Make the changes required, Jemiba. Forum management is not my specialty.
As to the moon-obiter vehicle: The concept originated in a tangible form when von Braun prepared an orthographic projection of the proposed 'lunar reconnaissance' vehicle in the early 50's. His usual graph-paper put to the task, as so many of his concepts were. As I understand it, this and the other initial concepts were forwarded to the Collier's team of illustrators who refined the vehicles into living, breathing, photo-real illustrations for Collier's magazine (and later, with supplemental work, the Viking Press books).
This was long before von Braun's association with Disney. You know ... when people actually read magazine articles and books.
Seems that each artist (and I don't use the term lightly, EVER!) made a specific vehicle his own: Bonestell lavished his attention on the moon-orbiter; Klep did that beautiful cut-away of the cargo-rocket; and Freeman -- by far the best hardware and human-form illustrator of the bunch -- did the moon-lander and the magnificent cut-away of the Cargo-Rocket 3rd-stage.
The Viking books, in the appendices, quantified vehicle dimensions, weights, and other specifics that defined the vehicles covered in the text -- a god-send for the modeler wishing to make heads and tails of the many illustrations within the body of the books texts.

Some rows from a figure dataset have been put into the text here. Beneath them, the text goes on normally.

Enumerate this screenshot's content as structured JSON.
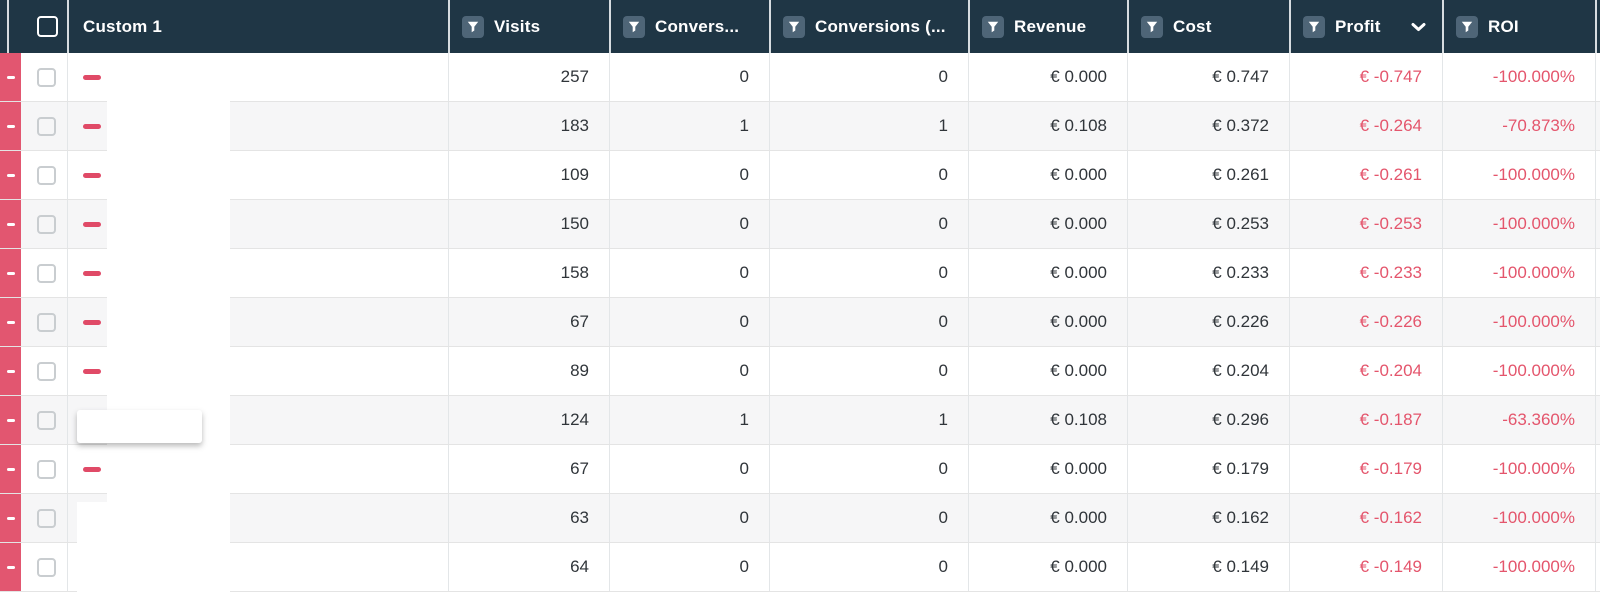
{
  "table": {
    "columns": [
      {
        "key": "custom1",
        "label": "Custom 1",
        "filter": false,
        "sorted": null
      },
      {
        "key": "visits",
        "label": "Visits",
        "filter": true,
        "sorted": null
      },
      {
        "key": "conversions",
        "label": "Convers...",
        "filter": true,
        "sorted": null
      },
      {
        "key": "conversions_alt",
        "label": "Conversions (...",
        "filter": true,
        "sorted": null
      },
      {
        "key": "revenue",
        "label": "Revenue",
        "filter": true,
        "sorted": null
      },
      {
        "key": "cost",
        "label": "Cost",
        "filter": true,
        "sorted": null
      },
      {
        "key": "profit",
        "label": "Profit",
        "filter": true,
        "sorted": "desc"
      },
      {
        "key": "roi",
        "label": "ROI",
        "filter": true,
        "sorted": null
      }
    ],
    "rows": [
      {
        "visits": "257",
        "conversions": "0",
        "conversions_alt": "0",
        "revenue": "€ 0.000",
        "cost": "€ 0.747",
        "profit": "€ -0.747",
        "roi": "-100.000%"
      },
      {
        "visits": "183",
        "conversions": "1",
        "conversions_alt": "1",
        "revenue": "€ 0.108",
        "cost": "€ 0.372",
        "profit": "€ -0.264",
        "roi": "-70.873%"
      },
      {
        "visits": "109",
        "conversions": "0",
        "conversions_alt": "0",
        "revenue": "€ 0.000",
        "cost": "€ 0.261",
        "profit": "€ -0.261",
        "roi": "-100.000%"
      },
      {
        "visits": "150",
        "conversions": "0",
        "conversions_alt": "0",
        "revenue": "€ 0.000",
        "cost": "€ 0.253",
        "profit": "€ -0.253",
        "roi": "-100.000%"
      },
      {
        "visits": "158",
        "conversions": "0",
        "conversions_alt": "0",
        "revenue": "€ 0.000",
        "cost": "€ 0.233",
        "profit": "€ -0.233",
        "roi": "-100.000%"
      },
      {
        "visits": "67",
        "conversions": "0",
        "conversions_alt": "0",
        "revenue": "€ 0.000",
        "cost": "€ 0.226",
        "profit": "€ -0.226",
        "roi": "-100.000%"
      },
      {
        "visits": "89",
        "conversions": "0",
        "conversions_alt": "0",
        "revenue": "€ 0.000",
        "cost": "€ 0.204",
        "profit": "€ -0.204",
        "roi": "-100.000%"
      },
      {
        "visits": "124",
        "conversions": "1",
        "conversions_alt": "1",
        "revenue": "€ 0.108",
        "cost": "€ 0.296",
        "profit": "€ -0.187",
        "roi": "-63.360%"
      },
      {
        "visits": "67",
        "conversions": "0",
        "conversions_alt": "0",
        "revenue": "€ 0.000",
        "cost": "€ 0.179",
        "profit": "€ -0.179",
        "roi": "-100.000%"
      },
      {
        "visits": "63",
        "conversions": "0",
        "conversions_alt": "0",
        "revenue": "€ 0.000",
        "cost": "€ 0.162",
        "profit": "€ -0.162",
        "roi": "-100.000%"
      },
      {
        "visits": "64",
        "conversions": "0",
        "conversions_alt": "0",
        "revenue": "€ 0.000",
        "cost": "€ 0.149",
        "profit": "€ -0.149",
        "roi": "-100.000%"
      }
    ],
    "icons": {
      "filter": "filter-funnel-icon",
      "sort": "chevron-down-icon",
      "row_status": "minus-dash-icon"
    },
    "colors": {
      "header_bg": "#1F3645",
      "filter_chip_bg": "#4E6577",
      "status_strip_red": "#E25670",
      "status_dash_red": "#E04A67",
      "negative_value_red": "#E4556C",
      "row_alt_bg": "#F6F6F7"
    }
  }
}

For example, it was explained that the motors of a cargo-rockets 3rd-stage would be pressed into service aboard the built-in-earth-orbit, moon-orbiter. Study of the Freeman, Klep, and Bonestell illustrations of the winged 3rd-stage vehicle helped me refine the arrangement.

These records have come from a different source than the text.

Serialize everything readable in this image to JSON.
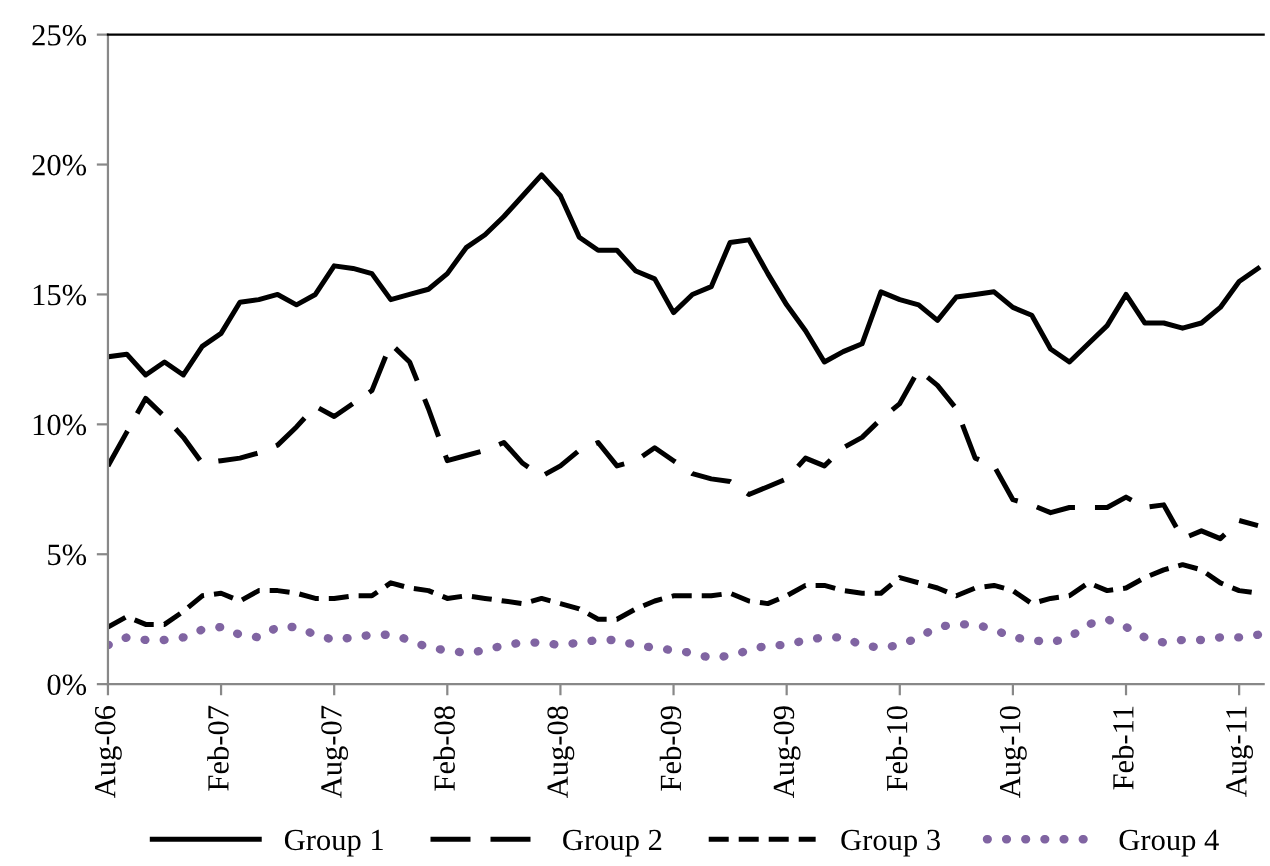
{
  "chart_data": {
    "type": "line",
    "categories": [
      "Aug-06",
      null,
      null,
      null,
      null,
      null,
      "Feb-07",
      null,
      null,
      null,
      null,
      null,
      "Aug-07",
      null,
      null,
      null,
      null,
      null,
      "Feb-08",
      null,
      null,
      null,
      null,
      null,
      "Aug-08",
      null,
      null,
      null,
      null,
      null,
      "Feb-09",
      null,
      null,
      null,
      null,
      null,
      "Aug-09",
      null,
      null,
      null,
      null,
      null,
      "Feb-10",
      null,
      null,
      null,
      null,
      null,
      "Aug-10",
      null,
      null,
      null,
      null,
      null,
      "Feb-11",
      null,
      null,
      null,
      null,
      null,
      "Aug-11",
      null
    ],
    "series": [
      {
        "name": "Group 1",
        "color": "#000000",
        "line_style": "solid",
        "values": [
          12.6,
          12.7,
          11.9,
          12.4,
          11.9,
          13.0,
          13.5,
          14.7,
          14.8,
          15.0,
          14.6,
          15.0,
          16.1,
          16.0,
          15.8,
          14.8,
          15.0,
          15.2,
          15.8,
          16.8,
          17.3,
          18.0,
          18.8,
          19.6,
          18.8,
          17.2,
          16.7,
          16.7,
          15.9,
          15.6,
          14.3,
          15.0,
          15.3,
          17.0,
          17.1,
          15.8,
          14.6,
          13.6,
          12.4,
          12.8,
          13.1,
          15.1,
          14.8,
          14.6,
          14.0,
          14.9,
          15.0,
          15.1,
          14.5,
          14.2,
          12.9,
          12.4,
          13.1,
          13.8,
          15.0,
          13.9,
          13.9,
          13.7,
          13.9,
          14.5,
          15.5,
          16.0
        ]
      },
      {
        "name": "Group 2",
        "color": "#000000",
        "line_style": "longdash",
        "values": [
          8.4,
          9.7,
          11.0,
          10.3,
          9.5,
          8.5,
          8.6,
          8.7,
          8.9,
          9.2,
          9.9,
          10.7,
          10.3,
          10.8,
          11.3,
          13.1,
          12.4,
          10.6,
          8.6,
          8.8,
          9.0,
          9.3,
          8.5,
          8.0,
          8.4,
          9.0,
          9.3,
          8.4,
          8.6,
          9.1,
          8.6,
          8.1,
          7.9,
          7.8,
          7.3,
          7.6,
          7.9,
          8.7,
          8.4,
          9.1,
          9.5,
          10.2,
          10.8,
          12.1,
          11.5,
          10.6,
          8.7,
          8.4,
          7.1,
          6.9,
          6.6,
          6.8,
          6.8,
          6.8,
          7.2,
          6.8,
          6.9,
          5.6,
          5.9,
          5.6,
          6.3,
          6.1
        ]
      },
      {
        "name": "Group 3",
        "color": "#000000",
        "line_style": "dashed",
        "values": [
          2.2,
          2.6,
          2.3,
          2.3,
          2.8,
          3.4,
          3.5,
          3.2,
          3.6,
          3.6,
          3.5,
          3.3,
          3.3,
          3.4,
          3.4,
          3.9,
          3.7,
          3.6,
          3.3,
          3.4,
          3.3,
          3.2,
          3.1,
          3.3,
          3.1,
          2.9,
          2.5,
          2.5,
          2.9,
          3.2,
          3.4,
          3.4,
          3.4,
          3.5,
          3.2,
          3.1,
          3.4,
          3.8,
          3.8,
          3.6,
          3.5,
          3.5,
          4.1,
          3.9,
          3.7,
          3.4,
          3.7,
          3.8,
          3.6,
          3.1,
          3.3,
          3.4,
          3.9,
          3.6,
          3.7,
          4.1,
          4.4,
          4.6,
          4.4,
          3.9,
          3.6,
          3.5
        ]
      },
      {
        "name": "Group 4",
        "color": "#8064a2",
        "line_style": "dotted",
        "values": [
          1.5,
          1.8,
          1.7,
          1.7,
          1.8,
          2.1,
          2.2,
          1.9,
          1.8,
          2.2,
          2.2,
          1.9,
          1.7,
          1.8,
          1.9,
          1.9,
          1.7,
          1.4,
          1.3,
          1.2,
          1.3,
          1.5,
          1.6,
          1.6,
          1.5,
          1.6,
          1.7,
          1.7,
          1.5,
          1.4,
          1.3,
          1.2,
          1.0,
          1.1,
          1.3,
          1.5,
          1.5,
          1.7,
          1.8,
          1.8,
          1.5,
          1.4,
          1.5,
          1.8,
          2.2,
          2.3,
          2.3,
          2.1,
          1.8,
          1.7,
          1.6,
          1.8,
          2.3,
          2.5,
          2.2,
          1.8,
          1.6,
          1.7,
          1.7,
          1.8,
          1.8,
          1.9
        ]
      }
    ],
    "ylim": [
      0,
      25
    ],
    "yticks": [
      {
        "value": 0,
        "label": "0%"
      },
      {
        "value": 5,
        "label": "5%"
      },
      {
        "value": 10,
        "label": "10%"
      },
      {
        "value": 15,
        "label": "15%"
      },
      {
        "value": 20,
        "label": "20%"
      },
      {
        "value": 25,
        "label": "25%"
      }
    ],
    "grid": false,
    "legend": "bottom"
  }
}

For detailing not evident in the Collier's-Viking illustrations I was helped by Langley's Theodore A. Talay, who copied V-2 engine documents for me. I used these to work out the casting and access details of the turbines and pumps as well as plumbing and foundation methodologies.

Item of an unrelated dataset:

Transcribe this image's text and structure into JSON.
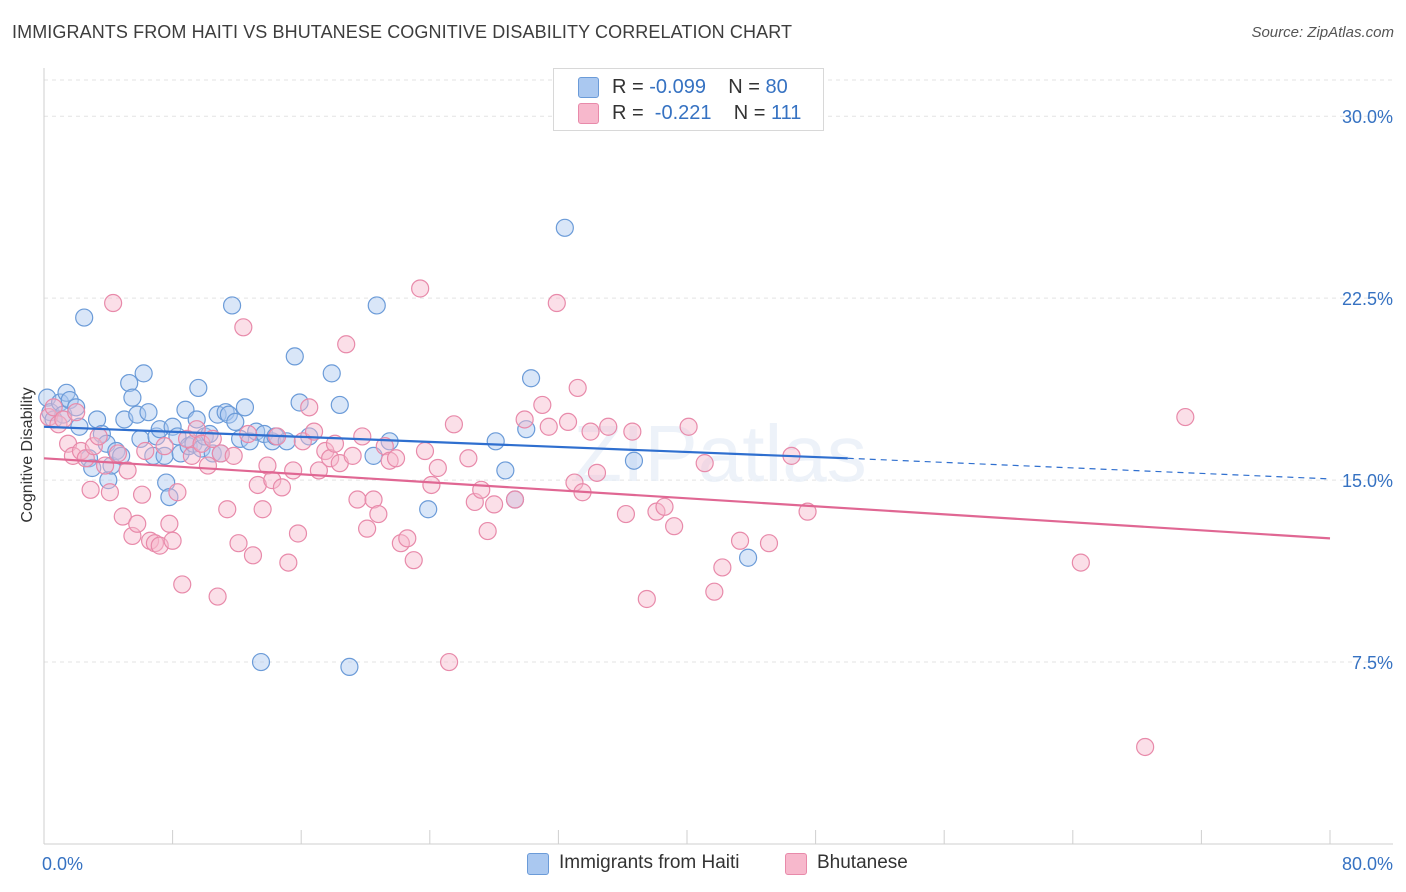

As I enhanced the design of the motor area (the only solid information was the Bonestell painting and line-drawing, and von Braun's graph-paper study -- each conflicting a bit with the other), I kept worked to keep the technology of my display rooted in the times of the Redstone: the period in which the moon-orbiter was envisioned.
So, the pumps were spun by turbines driven by steam produced by H2O2 gas-generators; the single-axis motor tilting mechanism (I almost said gimbal) was chain driven; the regeneratively cooled motors employed cases, not tubes; and the plumbing was equipped with expansion bellows. I had to keep the 'look' of a vehicle designed at the dawn of the space-age.
Quality model building is much more than slapping part-A to part-B; or pushing a mouse along a CAD menue.